Babe Ruth, he had the home run record and the strike out record at the same time. He went for it everytime, it was all or nothing. Babe Ruth was so confident that he would point over the fence to say he was about to hit a homerun before going to bat.
7:07
Low-Level Failures
When Lee started art school he came to it really without any experience drawing or painting. The first 3 or 4 terms were kind of rough. Every day Lee would sulk into class and he would have done his best on his paintings and then would look at what everyone else had done and he knew that he wasn’t at their level yet. It was a daily failure, for the first couple of terms. It was tough and he really struggled with it; it was quite disheartening. He came up with a way to get through it:
He was going to do 100 paintings and the wouldn’t start being judgmental of his work until he hit 100 paintings. He would keep tick marks on a sheet until he got to 100 and by the time he got there he was way better and more confident. By 100 paintings Lee was starting to find his stride and get pretty good, at that point at least it wasn’t daily failure.
One problem we have is that we look at failures as failures. We have also been conditioned to not look at trying and failing as a learning and forward moving experience. Everything in school is all about moving up, what grades did you get? Were you right or wrong? We’ve been conditioned to not use trial and error for learning. In school we don’t get a good grade for trying and failing. All the results we see with report cards are all about moving up. That conditions us in a bad way for being artists. That model is good for math, it’s either right or wrong, but with a painting there is not just a right or wrong way, sometimes you have to wipe the paint off and redo the painting but that failure was apart of the successful journey.

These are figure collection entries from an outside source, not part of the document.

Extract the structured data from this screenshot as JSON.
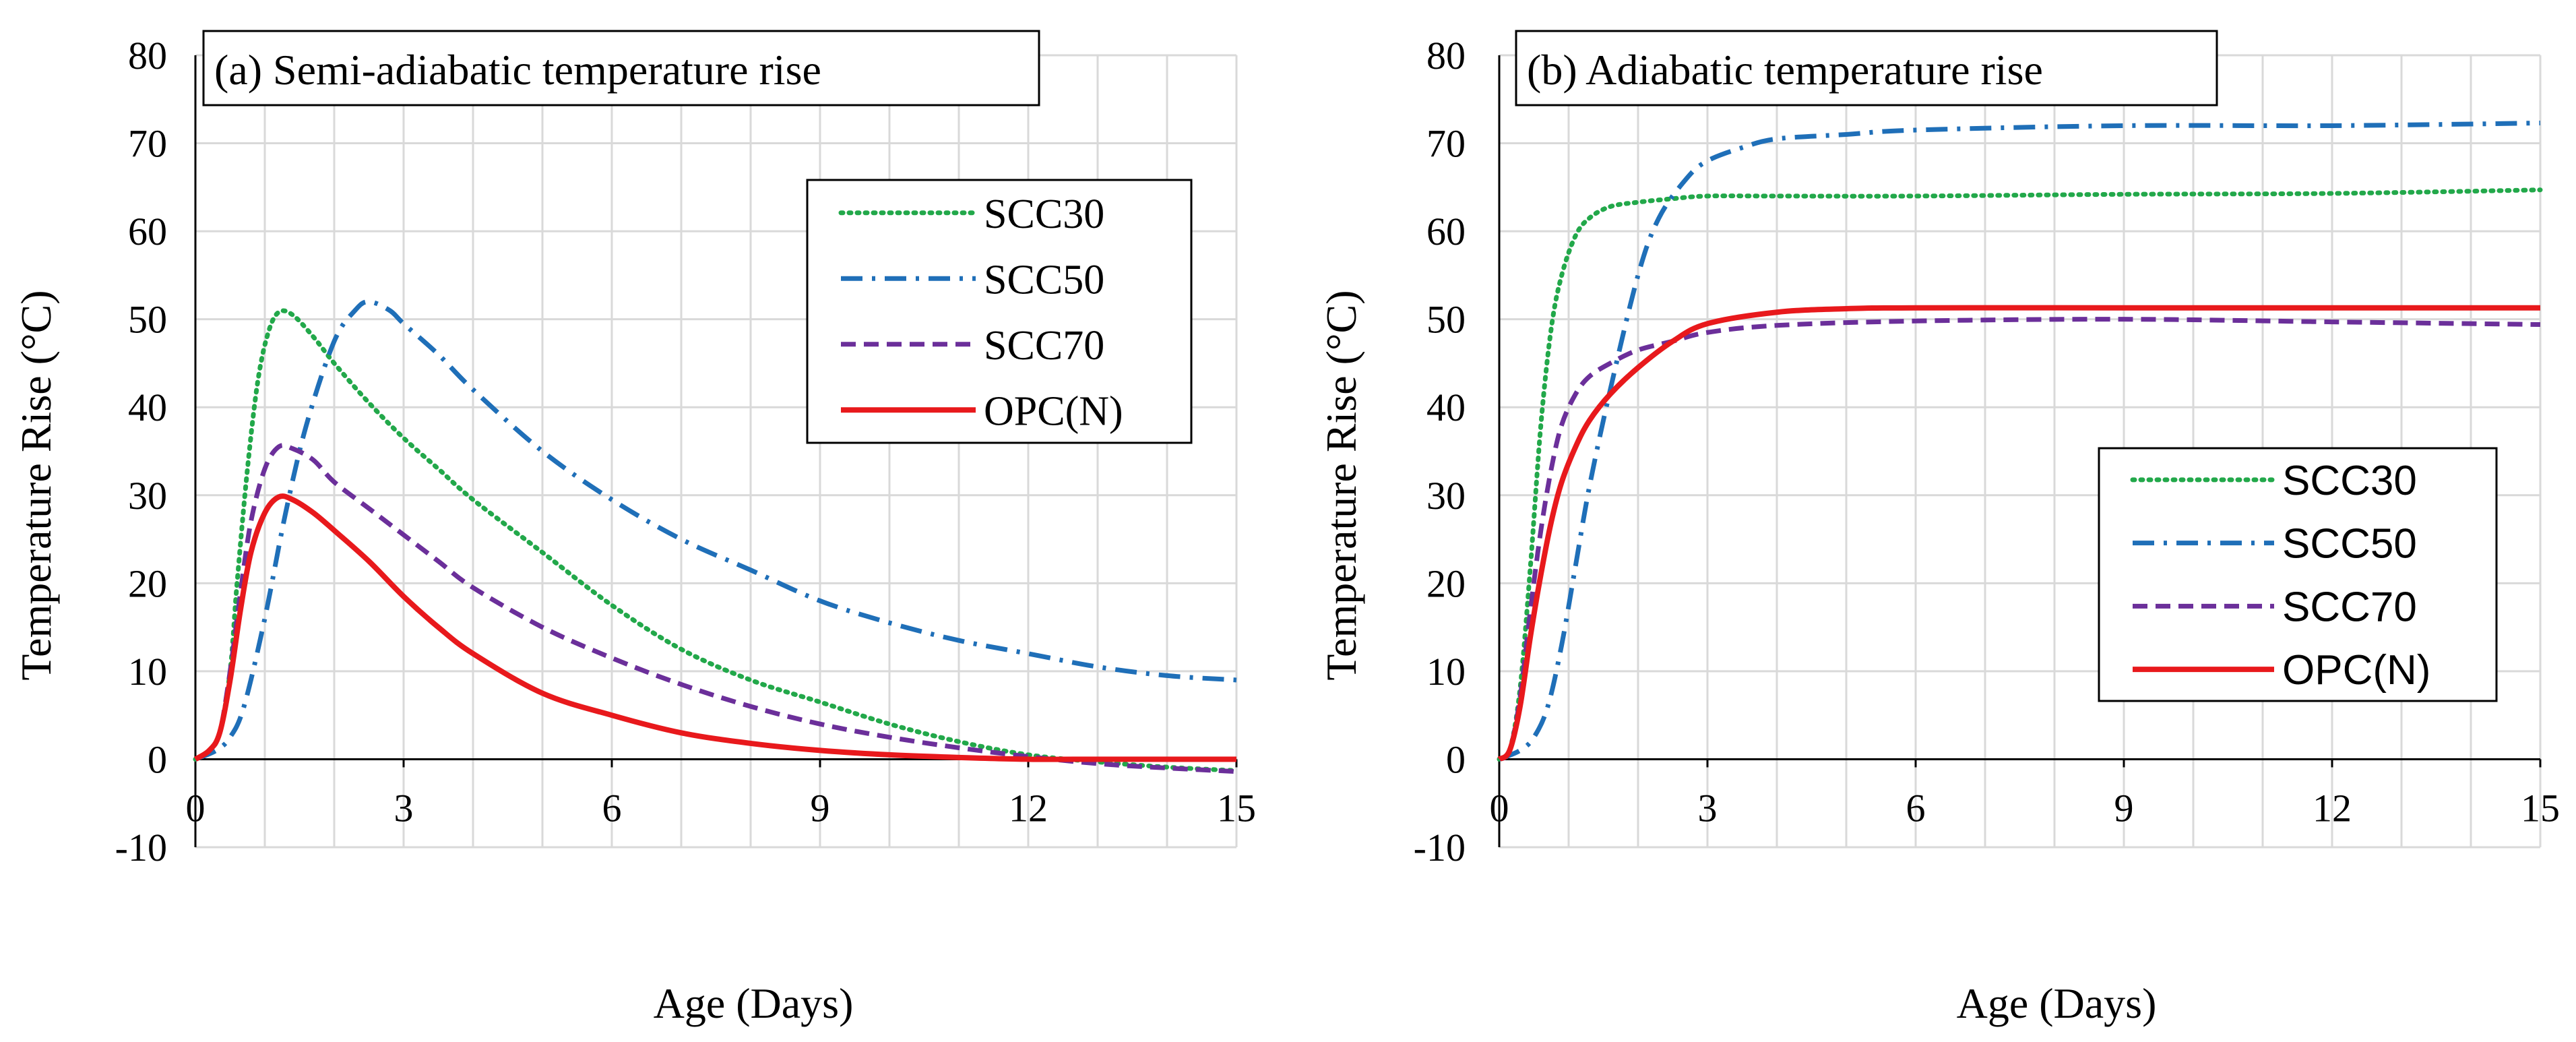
{
  "chart_data": [
    {
      "type": "line",
      "panel": "a",
      "title": "(a) Semi-adiabatic temperature rise",
      "xlabel": "Age (Days)",
      "ylabel": "Temperature Rise (°C)",
      "xlim": [
        0,
        15
      ],
      "ylim": [
        -10,
        80
      ],
      "xticks": [
        "0",
        "3",
        "6",
        "9",
        "12",
        "15"
      ],
      "yticks": [
        "-10",
        "0",
        "10",
        "20",
        "30",
        "40",
        "50",
        "60",
        "70",
        "80"
      ],
      "grid": true,
      "legend_position": "top-right",
      "series": [
        {
          "name": "SCC30",
          "color": "#22a84a",
          "dash": "dotted",
          "x": [
            0,
            0.2,
            0.35,
            0.5,
            0.6,
            0.75,
            0.9,
            1.05,
            1.2,
            1.4,
            1.7,
            2,
            2.5,
            3,
            3.5,
            4,
            5,
            6,
            7,
            8,
            9,
            10,
            11,
            12,
            13,
            14,
            15
          ],
          "y": [
            0,
            1,
            3,
            10,
            20,
            33,
            43,
            48.5,
            50.8,
            50.5,
            48,
            45,
            40.5,
            36.5,
            33,
            29.5,
            23.5,
            17.5,
            12.5,
            9,
            6.5,
            4,
            2,
            0.5,
            -0.3,
            -0.9,
            -1.3
          ]
        },
        {
          "name": "SCC50",
          "color": "#1f6fb8",
          "dash": "dash-dot",
          "x": [
            0,
            0.3,
            0.5,
            0.7,
            1,
            1.3,
            1.6,
            2,
            2.3,
            2.5,
            2.8,
            3,
            3.5,
            4,
            5,
            6,
            7,
            8,
            9,
            10,
            11,
            12,
            13,
            14,
            15
          ],
          "y": [
            0,
            1,
            2.5,
            6,
            16,
            28,
            38,
            47.5,
            51,
            52,
            51,
            49.5,
            46,
            42,
            35,
            29.5,
            25,
            21.5,
            18,
            15.5,
            13.5,
            12,
            10.5,
            9.5,
            9
          ]
        },
        {
          "name": "SCC70",
          "color": "#6b2f9a",
          "dash": "dashed",
          "x": [
            0,
            0.2,
            0.35,
            0.5,
            0.65,
            0.8,
            1,
            1.2,
            1.4,
            1.7,
            2,
            2.5,
            3,
            3.5,
            4,
            5,
            6,
            7,
            8,
            9,
            10,
            11,
            12,
            13,
            14,
            15
          ],
          "y": [
            0,
            1,
            3,
            10,
            19,
            27,
            33,
            35.5,
            35.3,
            34,
            31.5,
            28.5,
            25.5,
            22.5,
            19.5,
            15,
            11.5,
            8.5,
            6,
            4,
            2.5,
            1.3,
            0.3,
            -0.5,
            -1,
            -1.4
          ]
        },
        {
          "name": "OPC(N)",
          "color": "#e8191c",
          "dash": "solid",
          "x": [
            0,
            0.2,
            0.35,
            0.5,
            0.65,
            0.8,
            1,
            1.2,
            1.4,
            1.7,
            2,
            2.5,
            3,
            3.5,
            4,
            5,
            6,
            7,
            8,
            9,
            10,
            11,
            12,
            13,
            14,
            15
          ],
          "y": [
            0,
            1,
            3,
            9,
            17,
            23.5,
            28,
            29.8,
            29.5,
            28,
            26,
            22.5,
            18.5,
            15,
            12,
            7.5,
            5,
            3,
            1.8,
            1,
            0.5,
            0.2,
            0,
            0,
            0,
            0
          ]
        }
      ]
    },
    {
      "type": "line",
      "panel": "b",
      "title": "(b) Adiabatic temperature rise",
      "xlabel": "Age (Days)",
      "ylabel": "Temperature Rise (°C)",
      "xlim": [
        0,
        15
      ],
      "ylim": [
        -10,
        80
      ],
      "xticks": [
        "0",
        "3",
        "6",
        "9",
        "12",
        "15"
      ],
      "yticks": [
        "-10",
        "0",
        "10",
        "20",
        "30",
        "40",
        "50",
        "60",
        "70",
        "80"
      ],
      "grid": true,
      "legend_position": "center-right",
      "series": [
        {
          "name": "SCC30",
          "color": "#22a84a",
          "dash": "dotted",
          "x": [
            0,
            0.15,
            0.3,
            0.45,
            0.6,
            0.75,
            0.9,
            1.1,
            1.3,
            1.6,
            2,
            2.5,
            3,
            4,
            6,
            9,
            12,
            15
          ],
          "y": [
            0,
            1,
            8,
            22,
            38,
            49,
            55,
            59.5,
            61.5,
            62.8,
            63.3,
            63.7,
            64,
            64,
            64,
            64.2,
            64.3,
            64.7
          ]
        },
        {
          "name": "SCC50",
          "color": "#1f6fb8",
          "dash": "dash-dot",
          "x": [
            0,
            0.3,
            0.5,
            0.7,
            0.9,
            1.1,
            1.3,
            1.6,
            2,
            2.3,
            2.7,
            3,
            3.5,
            4,
            5,
            6,
            9,
            12,
            15
          ],
          "y": [
            0,
            1,
            2.5,
            6,
            13,
            22,
            31,
            42,
            55,
            61.5,
            66,
            68,
            69.5,
            70.5,
            71,
            71.5,
            72,
            72,
            72.3
          ]
        },
        {
          "name": "SCC70",
          "color": "#6b2f9a",
          "dash": "dashed",
          "x": [
            0,
            0.15,
            0.3,
            0.45,
            0.6,
            0.75,
            0.9,
            1.1,
            1.3,
            1.6,
            2,
            2.5,
            3,
            4,
            6,
            9,
            12,
            15
          ],
          "y": [
            0,
            1,
            7,
            17,
            26,
            33,
            38,
            41.5,
            43.5,
            45,
            46.5,
            47.5,
            48.5,
            49.3,
            49.8,
            50,
            49.7,
            49.4
          ]
        },
        {
          "name": "OPC(N)",
          "color": "#e8191c",
          "dash": "solid",
          "x": [
            0,
            0.15,
            0.3,
            0.45,
            0.6,
            0.75,
            0.9,
            1.1,
            1.3,
            1.6,
            2,
            2.5,
            3,
            4,
            5,
            6,
            9,
            12,
            15
          ],
          "y": [
            0,
            1,
            6,
            14,
            21,
            27,
            31.5,
            35.5,
            38.5,
            41.5,
            44.5,
            47.5,
            49.5,
            50.8,
            51.2,
            51.3,
            51.3,
            51.3,
            51.3
          ]
        }
      ]
    }
  ]
}
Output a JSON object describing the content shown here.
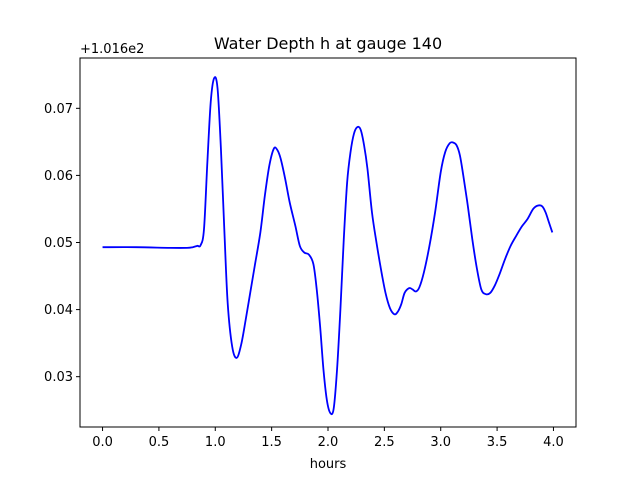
{
  "chart_data": {
    "type": "line",
    "title": "Water Depth h at gauge 140",
    "xlabel": "hours",
    "ylabel": "",
    "y_offset_text": "+1.016e2",
    "xlim": [
      -0.2,
      4.2
    ],
    "ylim": [
      0.0225,
      0.0775
    ],
    "x_ticks": [
      0.0,
      0.5,
      1.0,
      1.5,
      2.0,
      2.5,
      3.0,
      3.5,
      4.0
    ],
    "x_tick_labels": [
      "0.0",
      "0.5",
      "1.0",
      "1.5",
      "2.0",
      "2.5",
      "3.0",
      "3.5",
      "4.0"
    ],
    "y_ticks": [
      0.03,
      0.04,
      0.05,
      0.06,
      0.07
    ],
    "y_tick_labels": [
      "0.03",
      "0.04",
      "0.05",
      "0.06",
      "0.07"
    ],
    "grid": false,
    "series": [
      {
        "color": "#0000ff",
        "x": [
          0.0,
          0.3,
          0.6,
          0.75,
          0.8,
          0.84,
          0.87,
          0.9,
          0.93,
          0.96,
          0.99,
          1.02,
          1.05,
          1.08,
          1.11,
          1.15,
          1.19,
          1.23,
          1.27,
          1.31,
          1.35,
          1.4,
          1.44,
          1.48,
          1.52,
          1.55,
          1.58,
          1.62,
          1.66,
          1.71,
          1.75,
          1.79,
          1.83,
          1.87,
          1.9,
          1.93,
          1.96,
          1.99,
          2.02,
          2.05,
          2.08,
          2.11,
          2.14,
          2.17,
          2.2,
          2.23,
          2.26,
          2.29,
          2.32,
          2.35,
          2.39,
          2.43,
          2.47,
          2.51,
          2.55,
          2.59,
          2.62,
          2.65,
          2.68,
          2.72,
          2.75,
          2.78,
          2.81,
          2.85,
          2.9,
          2.95,
          3.0,
          3.04,
          3.08,
          3.11,
          3.14,
          3.17,
          3.2,
          3.24,
          3.28,
          3.32,
          3.36,
          3.4,
          3.44,
          3.48,
          3.52,
          3.57,
          3.62,
          3.67,
          3.72,
          3.77,
          3.82,
          3.86,
          3.9,
          3.93,
          3.96,
          3.99
        ],
        "values": [
          0.0493,
          0.0493,
          0.0492,
          0.0492,
          0.0493,
          0.0495,
          0.0496,
          0.052,
          0.062,
          0.071,
          0.0745,
          0.073,
          0.064,
          0.052,
          0.041,
          0.0345,
          0.0328,
          0.0348,
          0.0385,
          0.0425,
          0.0465,
          0.0515,
          0.057,
          0.0615,
          0.064,
          0.0638,
          0.0625,
          0.0595,
          0.056,
          0.0525,
          0.0495,
          0.0485,
          0.0482,
          0.0468,
          0.043,
          0.0375,
          0.031,
          0.0265,
          0.0246,
          0.0252,
          0.031,
          0.04,
          0.0505,
          0.059,
          0.0635,
          0.0662,
          0.0672,
          0.0668,
          0.0645,
          0.061,
          0.0545,
          0.05,
          0.046,
          0.0425,
          0.0402,
          0.0393,
          0.0397,
          0.0408,
          0.0425,
          0.0432,
          0.043,
          0.0427,
          0.0433,
          0.0455,
          0.0495,
          0.0545,
          0.0605,
          0.0635,
          0.0648,
          0.0649,
          0.0645,
          0.063,
          0.06,
          0.0555,
          0.0505,
          0.0462,
          0.043,
          0.0423,
          0.0425,
          0.0436,
          0.0452,
          0.0475,
          0.0495,
          0.051,
          0.0524,
          0.0535,
          0.055,
          0.0555,
          0.0554,
          0.0545,
          0.053,
          0.0515
        ]
      }
    ]
  }
}
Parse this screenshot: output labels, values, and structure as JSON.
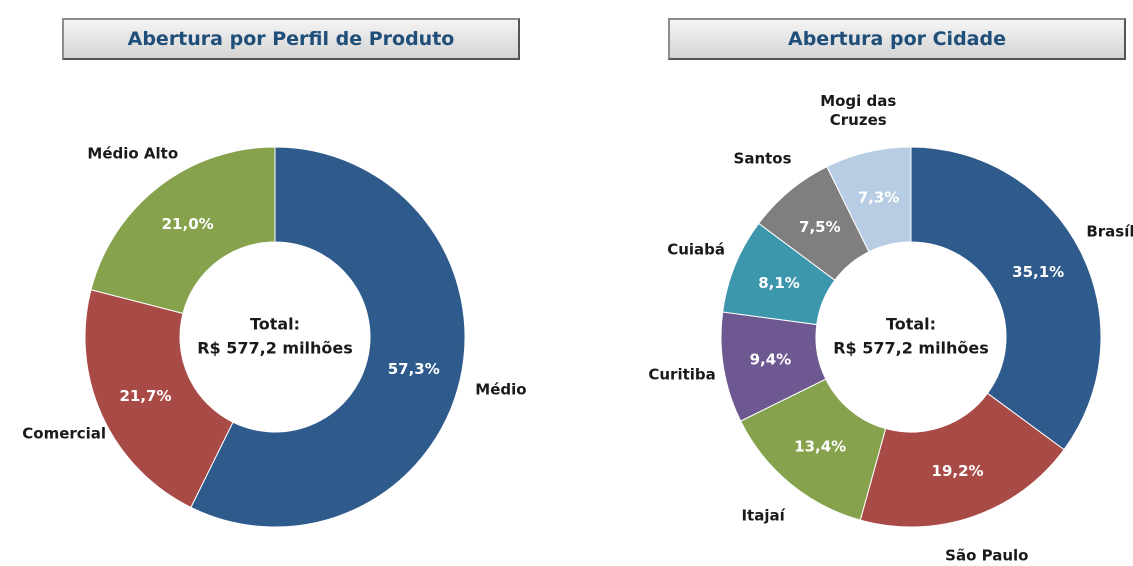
{
  "chart_data": [
    {
      "type": "donut",
      "title": "Abertura por Perfil de Produto",
      "categories": [
        "Médio",
        "Comercial",
        "Médio Alto"
      ],
      "values": [
        57.3,
        21.7,
        21.0
      ],
      "value_labels": [
        "57,3%",
        "21,7%",
        "21,0%"
      ],
      "colors": [
        "#2e5a8c",
        "#a84a45",
        "#86a24d"
      ],
      "annotations": [
        "Total:",
        "R$ 577,2 milhões"
      ]
    },
    {
      "type": "donut",
      "title": "Abertura por Cidade",
      "categories": [
        "Brasília",
        "São Paulo",
        "Itajaí",
        "Curitiba",
        "Cuiabá",
        "Santos",
        "Mogi das Cruzes"
      ],
      "values": [
        35.1,
        19.2,
        13.4,
        9.4,
        8.1,
        7.5,
        7.3
      ],
      "value_labels": [
        "35,1%",
        "19,2%",
        "13,4%",
        "9,4%",
        "8,1%",
        "7,5%",
        "7,3%"
      ],
      "colors": [
        "#2e5a8c",
        "#a84a45",
        "#86a24d",
        "#6e5892",
        "#3c97ad",
        "#7f7f7f",
        "#b8cce4"
      ],
      "annotations": [
        "Total:",
        "R$ 577,2 milhões"
      ]
    }
  ]
}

Will once had a student and they wouldn’t try anything with paint and were so afraid to make a bad mark, they were paralyzed. Will thinks that this was because they weren’t ever rewarded for trying and failing.
12:30
Be 100 Percent Responsible
Participation awards, now in youth sports there are always participation rewards, but kids know it is a game and there are actually winners. They know who won and who lost.
There is another way to categorize failures:
Caused by you, and your choices
Caused by others, and their choices
Caused by external forces.
You can’t always control the outcome of the failure however, your reaction to failure is up to you.
Typically Jake’s goal, regardless of what caused the failure, he tries to take as much responsibility as possible for what happened, or for fixing the situation moving forward. Hopefully that’s the lesson from any sort of failure, you’ve learned something, if it didn’t work you can check it off your list, okay this didn’t work, and then you can keep moving forward.
No matter what happened you can check it off your box, whether or not you caused the failure. You don’t have to be a victim, you can choose learn, and then move forward.